In einer zweiten Ausbaustufe investiere das Unternehmen daher in die VDSL-Technik für mittelgroße Städte und ländliche Gebiete. Vom noch vor wenigen Jahren favorisierten Glasfaserausbau der Telekom ist keine Rede mehr. Gut möglich, dass Kabelnetzbetreiber mit ihren schnellen Angeboten Profit daraus schlagen. Das etablierte VDSL erreicht nicht mehr als 50 MBit/s, Kabelanschlüsse liefern aktuell bis zu 100 MBit/s. Dabei hatte die Telekom bereits Glasfaseranschlüsse für Privatkunden mit 200 MBit/s konfektioniert. Aber versorgt sind damit nur wenige Gebiete und der weitere Ausbau stockt.

Mit dem VDSL-Vectoring könnte die Telekom zwar bis zu 100 MBit/s liefern, doch nimmt diese Technik nur langsam Fahrt auf. Kabelnetzbetreiber können aber leicht kontern: In seinem Pilotprojekt in Mainz liefert zum Beispiel Kabel Deutschland schon heute bis zu 200 MBit/s und technisch sind die Kabelnetze für bis zu 400 MBit/s geeignet. (dz)

Access Point im Wandsteckdosen-Design

Der NWA5301-NJ von ZyXEL ist ein Access-Point, der in einem unauffälligen Gehäuse steckt. Sein WLAN-Modul sendet per 802.11n-Technik über zwei integrierte Antennen brutto bis zu 300 MBit/s im 2,4-GHz-Band. Er lässt sich über ZyXELs WLAN-Controller NXC2500 verwalten. Für den Uplink zum LAN hat ZyXEL dem AP nur einen FastEthernet-Port spendiert, der also nicht mehr als 100 MBit/s befördert.

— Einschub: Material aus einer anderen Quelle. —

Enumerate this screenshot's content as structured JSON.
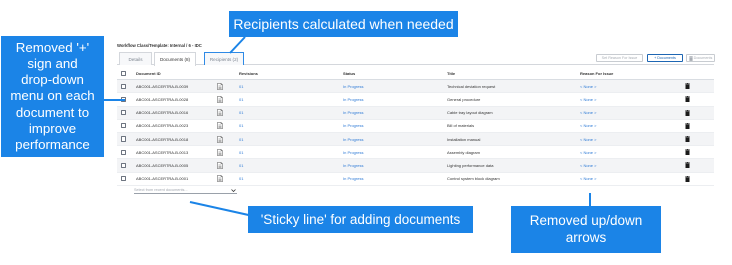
{
  "workflow_title": "Workflow Class/Template: Internal / 6 - IDC",
  "tabs": [
    {
      "label": "Details",
      "active": false
    },
    {
      "label": "Documents (8)",
      "active": true
    },
    {
      "label": "Recipients (2)",
      "active": false
    }
  ],
  "toolbar": {
    "reason_label": "Set Reason For Issue",
    "add_documents_label": "+ Documents",
    "delete_documents_label": "Documents"
  },
  "columns": {
    "document_id": "Document ID",
    "revisions": "Revisions",
    "status": "Status",
    "title": "Title",
    "reason": "Reason For Issue"
  },
  "rows": [
    {
      "document_id": "ABC001-ASCERTRA-B-0039",
      "revision": "01",
      "status": "In Progress",
      "title": "Technical deviation request",
      "reason": "< None >"
    },
    {
      "document_id": "ABC001-ASCERTRA-B-0028",
      "revision": "01",
      "status": "In Progress",
      "title": "General procedure",
      "reason": "< None >"
    },
    {
      "document_id": "ABC001-ASCERTRA-B-0016",
      "revision": "01",
      "status": "In Progress",
      "title": "Cable tray layout diagram",
      "reason": "< None >"
    },
    {
      "document_id": "ABC001-ASCERTRA-B-0023",
      "revision": "01",
      "status": "In Progress",
      "title": "Bill of materials",
      "reason": "< None >"
    },
    {
      "document_id": "ABC001-ASCERTRA-B-0018",
      "revision": "01",
      "status": "In Progress",
      "title": "Installation manual",
      "reason": "< None >"
    },
    {
      "document_id": "ABC001-ASCERTRA-B-0013",
      "revision": "01",
      "status": "In Progress",
      "title": "Assembly diagram",
      "reason": "< None >"
    },
    {
      "document_id": "ABC001-ASCERTRA-B-0005",
      "revision": "01",
      "status": "In Progress",
      "title": "Lighting performance data",
      "reason": "< None >"
    },
    {
      "document_id": "ABC001-ASCERTRA-B-0001",
      "revision": "01",
      "status": "In Progress",
      "title": "Control system block diagram",
      "reason": "< None >"
    }
  ],
  "sticky_line_placeholder": "Select from recent documents...",
  "callouts": {
    "recipients": "Recipients calculated when needed",
    "removed_plus": "Removed '+'\nsign and\ndrop-down\nmenu on each\ndocument to\nimprove\nperformance",
    "sticky_line": "'Sticky line' for adding documents",
    "removed_arrows": "Removed up/down\narrows"
  },
  "colors": {
    "callout_blue": "#1b84e7",
    "link_blue": "#2f7bd6",
    "row_stripe": "#f3f4f6"
  },
  "icons": {
    "file": "file-icon",
    "trash": "trash-icon",
    "select_chevron": "chevron-down-icon"
  }
}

An seinen drei übrigen FastEthernet-Port lassen sich Geräte wie VoIP-Telefone anschließen und mit Strom versorgen (bis zu 15,4 Watt per IEEE 802.af). ZyXEL sieht den Einsatz des Access-Points im Hospitality-Bereich. Dafür hat er den Suppress-Mode eingerichtet, bei dem die LED das Blinken einstellt, sobald nach dem Start die Initialisierung des Systems abgeschlossen ist. Der NWA5301-NJ kostet 198 Euro. (dz)

Switches mit höherer Bandbreite

Die Smart Switches der DGS-1510er Familie erweitern das Switch-Sortiment von D-Link. Die neuen Modelle sind mit 16, 24 und 48 Ports erhältlich, die für 10/100/1000 MBit/s ausgelegt sind. Während die DGS-1500er Serie je vier Gigabit-SFP-Ports aufweist, sind die neuen 1510er Modelle mit je zwei Gigabit-SFP- und je zwei SFP+-Slots bestückt, die bis zu 10 GBits/s-Interfaces aufnehmen können.

Die 10-Gigabit-Anschlüsse nutzen sie wahlweise als Uplink oder als Stack-Verbindung zur Kopplung mit anderen DGS-1510-Einheiten. Im Stack-Betrieb lassen sich bis zu sechs Einheiten zu einem Verbund mit maximal 288 Ports zusammenfassen. Der Stack-Ring basiert auf Full-Duplex 10G; intern werden 40 GBits/s erreicht. Die DGS-1510er Serie lässt sich über diverse Schnittstellen verwalten, darunter mittels Web-Browser oder per SSH-Zugriff.

Zur Produktfamilie gehört auch der PoE-Switch DGS-1510-28P mit 24 Ports, der beispielsweise VoIP-Telefone über das LAN-Kabel speist. Die Ports liefern bis zu 30 Watt gemäß IEEE 802.3at. Die Preise der DGS-1510-er Serie beginnen bei 253 Euro und reichen bis 708 Euro. (dz)

Netzwerk-Notizen

Belkin liefert den WLAN-Router Linksys WRT1900AC aus, welcher dem vor 11 Jahren eingeführten WRT54G äußerlich nachempfunden wurde.

OpenVPN Technologies bringt für Windows-Nutzer mit Version 2.3.3 ein Update seiner gleichnamigen VPN-Software heraus, das die OpenSSL-Bibliothek in einer bereinigten Fassung enthält.